A partir dessa sua primeira experiência concreta com os problemas da terra e dos trabalhadores rurais, Lobato iniciou sua crítica, posteriormente retomada em Zé Brasil, último texto escrito por ele, um ano antes de sua morte, em 1948.
Há quem critique a composição descuidada e sem pretensões literárias desse seu último texto. Realmente, a linguagem utilizada é simples e direta, compondo uma pequena narrativa, na qual descreve o drama do homem do campo, do trabalhador rural que, por não possuir nada, sujeitava-se às condições impostas pelos donos da terra, representados pelo Coronel Tatuíra, e assinava contratos parciais, dando parte da produção ao arrendatário. Lobato focalizou as injustiças derivadas da exploração do trabalho do homem do campo, na propriedade alheia, injustiças estas principalmente caracterizadas pelo despejo sumário e pela espoliação pura e simples dos resultados do árduo trabalho. Essa situação é exposta, com toda sua crueza, pela voz de Zé Brasil, criada por Lobato:
Eu era ‘agregado’ lá (na fazenda) e ia labutando na grota. Certo ano tudo ocorreu bem e as plantações ficaram a maior das belezas. O coronel passou por lá, viu aquilo – e eu não gostei da cara dele. No dia seguinte me ‘tocou’ de suas terras como quem toca um cachorro; colheu as roças para êle (…) (p. 12)
Zé Brasil, tal como Jeca Tatu, é um homem subnutrido, descalço, comido pela verminose, é a figura do caipira que ressurge na obra de Lobato, já descrita nas obras Velha Praga, Urupês e Jeca Tatuzinho. No próprio texto, o autor faz alusão a esta proximidade entre as duas personagens por ele inventadas:
– Coitado deste Jéca! dizia Zé Brasil olhando para aquelas figuras. Tal qual eu. Tudo que êle tinha eu também tenho. A mesma opilação, a mesma maleita, a mesma miséria e até o mesmo cachorrinho. Pois não é que meu cachorro também se chama Jolí?… (p. 1)
Zé Brasil pode, ainda, como nos chama a atenção Marisa Lajolo, ser entendido como uma crítica ao jovem Lobato, que em 1914, à frente da administração de uma grande propriedade rural, não soubera compreender a dimensão econômica do projeto agrário brasileiro e que, nos anos 20, avança a questão, mas não chega a perceber que problemas como os das condições de saúde apenas mascaravam outros, mais concretos, da própria infra-estrutura brasileira. Zé Brasil, nessa última versão do Jeca, é o camponês sem terra, expropriado, cuja única salvação, na visão de Lobato, reside no Cavaleiro da Esperança, Luís Carlos Prestes, representado, ao final do texto, com o punho fechado, o olhar direto, o rosto erguido, como um autêntico herói.

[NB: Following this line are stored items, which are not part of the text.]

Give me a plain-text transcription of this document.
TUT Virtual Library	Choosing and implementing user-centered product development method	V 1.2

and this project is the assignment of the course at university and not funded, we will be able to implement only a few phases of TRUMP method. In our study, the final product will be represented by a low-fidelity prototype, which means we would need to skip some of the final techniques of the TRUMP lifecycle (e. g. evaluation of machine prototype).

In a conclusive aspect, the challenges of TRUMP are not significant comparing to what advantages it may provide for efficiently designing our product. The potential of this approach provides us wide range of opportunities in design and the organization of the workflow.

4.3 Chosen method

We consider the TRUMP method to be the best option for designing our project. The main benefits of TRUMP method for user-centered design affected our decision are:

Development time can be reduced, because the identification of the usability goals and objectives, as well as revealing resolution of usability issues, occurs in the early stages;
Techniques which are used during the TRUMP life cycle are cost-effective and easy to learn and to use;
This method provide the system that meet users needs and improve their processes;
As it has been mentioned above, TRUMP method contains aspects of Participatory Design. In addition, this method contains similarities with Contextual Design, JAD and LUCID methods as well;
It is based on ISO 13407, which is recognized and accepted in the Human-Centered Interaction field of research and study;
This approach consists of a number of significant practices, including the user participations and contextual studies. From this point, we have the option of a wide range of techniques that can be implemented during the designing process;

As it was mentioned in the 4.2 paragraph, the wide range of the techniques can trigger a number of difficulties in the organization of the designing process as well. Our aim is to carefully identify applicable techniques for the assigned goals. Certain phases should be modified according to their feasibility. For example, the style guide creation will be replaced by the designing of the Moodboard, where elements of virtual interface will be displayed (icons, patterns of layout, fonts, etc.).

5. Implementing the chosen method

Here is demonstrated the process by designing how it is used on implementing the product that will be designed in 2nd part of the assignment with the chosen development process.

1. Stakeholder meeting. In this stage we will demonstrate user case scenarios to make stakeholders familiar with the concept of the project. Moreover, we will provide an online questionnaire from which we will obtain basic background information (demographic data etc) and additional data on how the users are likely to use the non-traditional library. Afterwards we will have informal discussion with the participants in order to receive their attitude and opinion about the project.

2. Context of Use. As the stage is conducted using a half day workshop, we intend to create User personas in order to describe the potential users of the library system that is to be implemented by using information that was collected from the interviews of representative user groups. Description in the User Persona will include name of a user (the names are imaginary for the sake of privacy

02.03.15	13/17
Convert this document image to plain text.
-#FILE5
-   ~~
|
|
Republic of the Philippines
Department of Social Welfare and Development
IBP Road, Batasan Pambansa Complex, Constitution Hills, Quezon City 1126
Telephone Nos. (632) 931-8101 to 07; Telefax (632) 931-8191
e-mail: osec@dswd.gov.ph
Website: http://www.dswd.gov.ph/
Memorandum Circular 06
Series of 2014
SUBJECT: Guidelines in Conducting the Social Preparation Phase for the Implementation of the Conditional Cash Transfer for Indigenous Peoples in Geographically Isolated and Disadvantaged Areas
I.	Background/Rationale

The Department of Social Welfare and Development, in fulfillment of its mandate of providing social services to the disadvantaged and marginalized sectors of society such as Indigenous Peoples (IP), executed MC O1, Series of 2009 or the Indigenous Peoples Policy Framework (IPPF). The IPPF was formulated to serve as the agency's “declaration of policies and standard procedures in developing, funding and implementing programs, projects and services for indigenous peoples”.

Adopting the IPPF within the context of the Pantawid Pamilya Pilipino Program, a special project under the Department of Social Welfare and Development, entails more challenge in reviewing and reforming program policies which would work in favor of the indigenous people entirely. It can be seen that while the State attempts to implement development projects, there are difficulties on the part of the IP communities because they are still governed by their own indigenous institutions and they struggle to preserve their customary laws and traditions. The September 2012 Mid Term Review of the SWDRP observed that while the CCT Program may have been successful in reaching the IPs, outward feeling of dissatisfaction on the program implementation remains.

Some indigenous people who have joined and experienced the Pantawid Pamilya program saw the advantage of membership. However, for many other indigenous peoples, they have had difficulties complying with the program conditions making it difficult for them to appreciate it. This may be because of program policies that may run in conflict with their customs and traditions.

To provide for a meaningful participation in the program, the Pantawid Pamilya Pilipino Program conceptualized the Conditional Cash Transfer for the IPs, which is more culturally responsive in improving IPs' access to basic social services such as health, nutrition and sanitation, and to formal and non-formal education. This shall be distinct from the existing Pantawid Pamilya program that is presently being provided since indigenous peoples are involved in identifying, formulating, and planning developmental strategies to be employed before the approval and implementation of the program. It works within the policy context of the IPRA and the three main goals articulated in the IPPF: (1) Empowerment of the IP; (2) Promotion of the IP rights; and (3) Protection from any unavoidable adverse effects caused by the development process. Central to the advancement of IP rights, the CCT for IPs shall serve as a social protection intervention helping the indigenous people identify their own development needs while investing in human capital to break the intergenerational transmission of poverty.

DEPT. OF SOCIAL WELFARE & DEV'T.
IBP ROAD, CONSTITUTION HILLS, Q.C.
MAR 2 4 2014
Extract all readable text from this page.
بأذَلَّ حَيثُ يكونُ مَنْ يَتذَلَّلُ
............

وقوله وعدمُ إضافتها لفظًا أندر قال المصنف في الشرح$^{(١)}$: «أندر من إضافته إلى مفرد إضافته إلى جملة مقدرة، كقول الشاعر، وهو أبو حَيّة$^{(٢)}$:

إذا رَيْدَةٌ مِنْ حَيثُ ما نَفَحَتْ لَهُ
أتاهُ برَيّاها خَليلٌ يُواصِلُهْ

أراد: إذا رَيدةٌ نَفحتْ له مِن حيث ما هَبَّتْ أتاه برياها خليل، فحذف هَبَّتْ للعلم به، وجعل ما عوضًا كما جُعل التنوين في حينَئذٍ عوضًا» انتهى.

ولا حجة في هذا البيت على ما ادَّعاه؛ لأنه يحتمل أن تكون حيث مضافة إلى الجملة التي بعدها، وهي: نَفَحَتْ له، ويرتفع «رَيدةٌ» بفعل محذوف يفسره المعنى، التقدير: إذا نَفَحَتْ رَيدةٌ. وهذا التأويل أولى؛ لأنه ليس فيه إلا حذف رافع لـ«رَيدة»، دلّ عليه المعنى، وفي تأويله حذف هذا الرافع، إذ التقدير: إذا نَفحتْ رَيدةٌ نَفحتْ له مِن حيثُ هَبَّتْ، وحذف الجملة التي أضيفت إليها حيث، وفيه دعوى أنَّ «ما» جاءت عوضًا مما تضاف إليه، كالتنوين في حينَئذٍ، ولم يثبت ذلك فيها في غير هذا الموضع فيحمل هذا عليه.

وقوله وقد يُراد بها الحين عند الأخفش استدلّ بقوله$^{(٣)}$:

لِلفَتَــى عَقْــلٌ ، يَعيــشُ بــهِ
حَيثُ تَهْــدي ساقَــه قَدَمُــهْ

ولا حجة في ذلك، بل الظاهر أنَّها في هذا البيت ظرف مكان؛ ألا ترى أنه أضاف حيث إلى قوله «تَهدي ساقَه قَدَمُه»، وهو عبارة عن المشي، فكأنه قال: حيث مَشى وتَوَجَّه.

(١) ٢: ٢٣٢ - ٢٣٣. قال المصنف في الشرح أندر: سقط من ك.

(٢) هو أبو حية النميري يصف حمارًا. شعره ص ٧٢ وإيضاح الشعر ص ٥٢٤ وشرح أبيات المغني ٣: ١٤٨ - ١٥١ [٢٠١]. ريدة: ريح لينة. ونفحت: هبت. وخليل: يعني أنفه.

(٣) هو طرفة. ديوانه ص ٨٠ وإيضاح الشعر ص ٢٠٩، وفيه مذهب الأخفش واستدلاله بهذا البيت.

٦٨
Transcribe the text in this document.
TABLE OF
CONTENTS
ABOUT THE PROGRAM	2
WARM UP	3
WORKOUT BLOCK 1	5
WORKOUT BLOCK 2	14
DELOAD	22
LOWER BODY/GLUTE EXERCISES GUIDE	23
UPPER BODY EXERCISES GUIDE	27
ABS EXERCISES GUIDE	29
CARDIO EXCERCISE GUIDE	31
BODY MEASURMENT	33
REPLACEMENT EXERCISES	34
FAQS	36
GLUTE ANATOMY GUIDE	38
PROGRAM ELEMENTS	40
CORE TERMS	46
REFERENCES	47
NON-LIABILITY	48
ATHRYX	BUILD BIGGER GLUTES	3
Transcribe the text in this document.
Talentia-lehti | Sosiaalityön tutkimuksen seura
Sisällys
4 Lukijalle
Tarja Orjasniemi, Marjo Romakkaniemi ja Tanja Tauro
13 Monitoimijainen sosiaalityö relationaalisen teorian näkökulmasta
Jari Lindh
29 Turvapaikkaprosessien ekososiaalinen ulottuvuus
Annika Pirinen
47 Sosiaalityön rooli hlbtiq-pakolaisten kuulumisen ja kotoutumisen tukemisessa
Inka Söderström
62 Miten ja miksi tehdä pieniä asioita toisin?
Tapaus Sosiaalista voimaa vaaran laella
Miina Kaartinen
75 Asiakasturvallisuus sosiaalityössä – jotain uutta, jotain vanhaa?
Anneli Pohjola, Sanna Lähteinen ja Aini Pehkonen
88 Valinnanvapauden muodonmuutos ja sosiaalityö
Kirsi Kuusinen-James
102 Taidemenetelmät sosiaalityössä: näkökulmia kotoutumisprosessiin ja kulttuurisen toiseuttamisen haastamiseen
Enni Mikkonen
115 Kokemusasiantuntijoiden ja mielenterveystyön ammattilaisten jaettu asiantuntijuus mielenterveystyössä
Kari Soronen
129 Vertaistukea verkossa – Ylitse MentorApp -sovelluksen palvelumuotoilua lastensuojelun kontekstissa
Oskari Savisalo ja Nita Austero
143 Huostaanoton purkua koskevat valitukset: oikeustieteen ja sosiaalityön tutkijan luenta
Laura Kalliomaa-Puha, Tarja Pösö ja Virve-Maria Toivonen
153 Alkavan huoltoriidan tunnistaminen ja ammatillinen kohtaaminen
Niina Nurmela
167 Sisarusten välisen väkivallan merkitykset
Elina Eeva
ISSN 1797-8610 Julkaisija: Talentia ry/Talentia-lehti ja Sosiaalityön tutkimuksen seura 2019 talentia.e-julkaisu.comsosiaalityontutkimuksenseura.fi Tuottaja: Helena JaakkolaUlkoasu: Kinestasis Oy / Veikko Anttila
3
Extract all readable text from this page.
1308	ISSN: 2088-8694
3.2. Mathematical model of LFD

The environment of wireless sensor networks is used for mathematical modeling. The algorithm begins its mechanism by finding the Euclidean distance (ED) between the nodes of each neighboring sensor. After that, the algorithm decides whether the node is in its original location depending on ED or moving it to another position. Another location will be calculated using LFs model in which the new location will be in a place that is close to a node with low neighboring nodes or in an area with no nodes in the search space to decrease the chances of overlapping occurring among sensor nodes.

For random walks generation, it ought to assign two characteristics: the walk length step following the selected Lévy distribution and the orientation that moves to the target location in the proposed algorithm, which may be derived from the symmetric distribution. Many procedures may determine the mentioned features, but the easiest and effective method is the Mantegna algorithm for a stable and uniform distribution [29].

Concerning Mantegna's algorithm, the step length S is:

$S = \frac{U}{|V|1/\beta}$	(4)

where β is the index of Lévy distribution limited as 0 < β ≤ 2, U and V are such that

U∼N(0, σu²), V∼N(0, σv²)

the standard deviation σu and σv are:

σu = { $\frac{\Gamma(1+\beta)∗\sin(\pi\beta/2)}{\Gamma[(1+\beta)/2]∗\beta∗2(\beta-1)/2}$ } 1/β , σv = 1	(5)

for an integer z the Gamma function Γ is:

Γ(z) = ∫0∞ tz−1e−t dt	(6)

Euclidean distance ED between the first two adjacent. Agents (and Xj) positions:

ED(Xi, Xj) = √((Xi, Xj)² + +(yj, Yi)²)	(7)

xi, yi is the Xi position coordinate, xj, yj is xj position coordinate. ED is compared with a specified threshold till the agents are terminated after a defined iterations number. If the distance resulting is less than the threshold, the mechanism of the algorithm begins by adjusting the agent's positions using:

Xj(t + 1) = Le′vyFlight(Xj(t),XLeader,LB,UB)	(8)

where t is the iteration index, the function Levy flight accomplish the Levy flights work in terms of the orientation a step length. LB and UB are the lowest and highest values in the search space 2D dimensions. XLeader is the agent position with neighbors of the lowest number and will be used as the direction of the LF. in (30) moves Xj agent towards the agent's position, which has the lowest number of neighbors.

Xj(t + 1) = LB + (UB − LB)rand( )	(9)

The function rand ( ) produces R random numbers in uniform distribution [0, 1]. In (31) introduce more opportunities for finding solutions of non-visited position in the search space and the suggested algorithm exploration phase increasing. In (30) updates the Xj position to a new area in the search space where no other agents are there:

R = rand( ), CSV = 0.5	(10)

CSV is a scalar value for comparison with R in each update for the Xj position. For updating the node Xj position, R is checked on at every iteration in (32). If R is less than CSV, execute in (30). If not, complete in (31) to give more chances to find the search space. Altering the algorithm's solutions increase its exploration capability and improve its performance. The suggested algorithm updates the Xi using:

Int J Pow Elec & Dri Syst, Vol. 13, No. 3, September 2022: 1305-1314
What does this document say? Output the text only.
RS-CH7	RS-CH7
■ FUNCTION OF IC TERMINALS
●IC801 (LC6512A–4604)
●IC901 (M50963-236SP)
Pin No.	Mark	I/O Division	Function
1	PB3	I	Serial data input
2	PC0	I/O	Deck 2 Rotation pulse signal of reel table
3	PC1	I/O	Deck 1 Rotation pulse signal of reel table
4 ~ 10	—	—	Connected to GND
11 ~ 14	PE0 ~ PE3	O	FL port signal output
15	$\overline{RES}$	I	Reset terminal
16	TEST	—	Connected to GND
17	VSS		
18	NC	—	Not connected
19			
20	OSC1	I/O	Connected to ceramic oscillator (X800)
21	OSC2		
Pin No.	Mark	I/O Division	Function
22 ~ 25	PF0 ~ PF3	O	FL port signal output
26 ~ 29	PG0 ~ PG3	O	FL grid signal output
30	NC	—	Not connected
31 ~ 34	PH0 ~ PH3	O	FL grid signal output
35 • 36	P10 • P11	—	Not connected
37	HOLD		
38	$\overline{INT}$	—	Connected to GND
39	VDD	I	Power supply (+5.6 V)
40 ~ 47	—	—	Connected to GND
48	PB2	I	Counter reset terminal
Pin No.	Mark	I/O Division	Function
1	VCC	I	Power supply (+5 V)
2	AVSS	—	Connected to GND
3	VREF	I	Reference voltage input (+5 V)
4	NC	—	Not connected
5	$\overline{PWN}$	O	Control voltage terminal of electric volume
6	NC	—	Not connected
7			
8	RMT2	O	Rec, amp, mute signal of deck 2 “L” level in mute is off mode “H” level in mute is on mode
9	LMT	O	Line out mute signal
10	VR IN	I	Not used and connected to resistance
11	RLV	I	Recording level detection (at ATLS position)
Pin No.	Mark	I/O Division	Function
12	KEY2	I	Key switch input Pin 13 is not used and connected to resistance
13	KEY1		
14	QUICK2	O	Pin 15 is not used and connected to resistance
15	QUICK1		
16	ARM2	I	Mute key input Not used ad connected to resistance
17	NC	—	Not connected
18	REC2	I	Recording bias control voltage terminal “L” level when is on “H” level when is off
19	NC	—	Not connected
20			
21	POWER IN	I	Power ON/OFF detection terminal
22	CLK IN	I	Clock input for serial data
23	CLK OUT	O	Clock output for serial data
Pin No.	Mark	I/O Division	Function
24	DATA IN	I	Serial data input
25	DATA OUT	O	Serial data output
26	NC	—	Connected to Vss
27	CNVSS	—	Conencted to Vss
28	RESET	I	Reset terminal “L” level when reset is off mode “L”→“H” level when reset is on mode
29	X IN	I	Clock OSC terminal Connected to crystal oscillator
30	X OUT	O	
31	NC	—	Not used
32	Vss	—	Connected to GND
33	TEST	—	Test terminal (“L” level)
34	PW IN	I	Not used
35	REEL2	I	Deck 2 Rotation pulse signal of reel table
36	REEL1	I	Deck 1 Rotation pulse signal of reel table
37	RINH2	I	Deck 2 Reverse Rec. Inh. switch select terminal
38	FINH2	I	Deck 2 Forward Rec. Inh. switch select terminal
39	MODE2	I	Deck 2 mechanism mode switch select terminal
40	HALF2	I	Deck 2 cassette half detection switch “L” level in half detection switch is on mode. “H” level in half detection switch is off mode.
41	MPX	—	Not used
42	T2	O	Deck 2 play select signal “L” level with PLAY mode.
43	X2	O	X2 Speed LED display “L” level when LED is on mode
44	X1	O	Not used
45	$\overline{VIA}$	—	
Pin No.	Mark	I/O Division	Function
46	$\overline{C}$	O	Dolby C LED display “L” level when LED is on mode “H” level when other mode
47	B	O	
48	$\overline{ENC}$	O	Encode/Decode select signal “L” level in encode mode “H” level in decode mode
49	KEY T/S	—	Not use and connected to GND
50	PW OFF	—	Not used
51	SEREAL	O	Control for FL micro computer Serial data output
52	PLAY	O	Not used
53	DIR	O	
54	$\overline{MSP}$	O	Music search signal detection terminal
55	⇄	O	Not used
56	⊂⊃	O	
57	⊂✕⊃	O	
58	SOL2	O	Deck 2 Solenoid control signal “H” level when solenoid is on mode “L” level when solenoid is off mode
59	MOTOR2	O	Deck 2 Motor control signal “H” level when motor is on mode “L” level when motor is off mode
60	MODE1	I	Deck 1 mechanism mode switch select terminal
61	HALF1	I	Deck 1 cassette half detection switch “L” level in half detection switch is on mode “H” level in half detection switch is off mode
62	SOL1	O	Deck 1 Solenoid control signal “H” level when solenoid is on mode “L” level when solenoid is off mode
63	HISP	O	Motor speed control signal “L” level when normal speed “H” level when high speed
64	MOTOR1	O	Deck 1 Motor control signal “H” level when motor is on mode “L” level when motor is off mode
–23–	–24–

Lobato defende veementemente, no decorrer do texto, a posição de Prestes como salvador do homem do campo.
(…) _Luiz Carlos Prestes…
– Já ouvi falar. Diz que é um tal comunista que quer desgraçar o mundo, acabar com tudo…
– Quer acabar com a injustiça do mundo. Quer que em vez de um Tatuira, dono de milhares de alqueires de terra e vivendo à custa dos que trabalham, homem prepotente que fez o que fez a você…
– Que toca a gente…
– Que toca, que manda prender e meter o chanfalho em quem resmunga, haja centenas de donos de sítios dentro de cada fazenda, vivendo sem medo de nada , na maior abundância a segurança. (p.7)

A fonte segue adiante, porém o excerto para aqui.